For many years, the recording industry has been able to convince the Canadian government that it needs to add a "private copying levy" to various forms of blank media, to reimburse the industry for any "private copying" that happens on that media. This is pretty questionable for a number of reasons -- basically amounting to a government tax to support a private industry and its inability to adapt its business model to the market. At times, this private copying levy can be an astounding 70%
of the cost of blank CDs. Once mp3 players (specifically the iPod) started to become popular, the recording industry fought to have the private levy attached to those players as well. In late 2003, the industry got its wish -- but with a catch. A ruling found that the devices could be taxed, but if they were, then downloading unauthorized content would be seen as legal
(uploading unauthorized content would still be illegal). A judge later overturned
the iPod levy, but some in the industry have kept fighting for it, and the Copyright Board of Canada supports
extending the levy to iPods.
However, in a surprise move, the Canadian Recording Industry Association (basically, Canada's version of the RIAA -- controlled by American record labels, of course) has come out against extending the private copying levy to mp3 players
, admitting that if the levy is extended (even though it will send millions of dollars directly into recording industry bank accounts), Canadians may (incorrectly, in the view of the CRIA) start to believe that downloading is legal.

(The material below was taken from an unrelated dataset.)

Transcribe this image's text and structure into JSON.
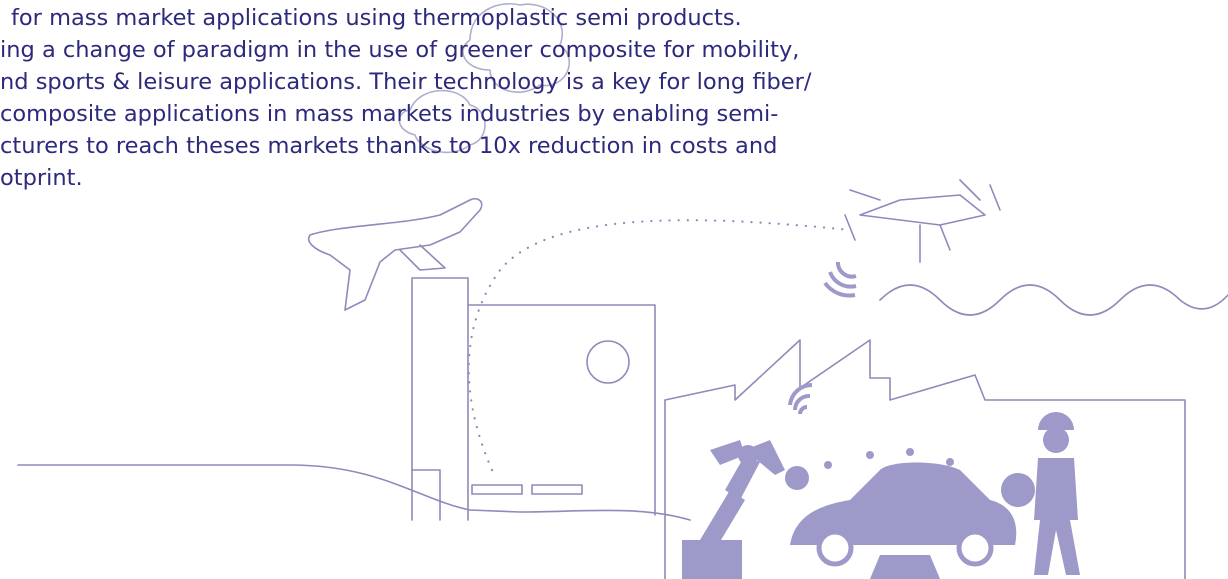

Of course, some people pointed out this loophole
in the recording industry's efforts to extend the private copying levy years ago -- but it seems that it just occurred to the powers that be. Once again, it's a case for the industry to be careful what it wishes for. The private copying levy makes the industry a ton of money, but does so at the expense of anger from purchasers of any blank media. Still, that anger is probably better than the anger generated by thousands of lawsuits against file sharers based on flimsy evidence.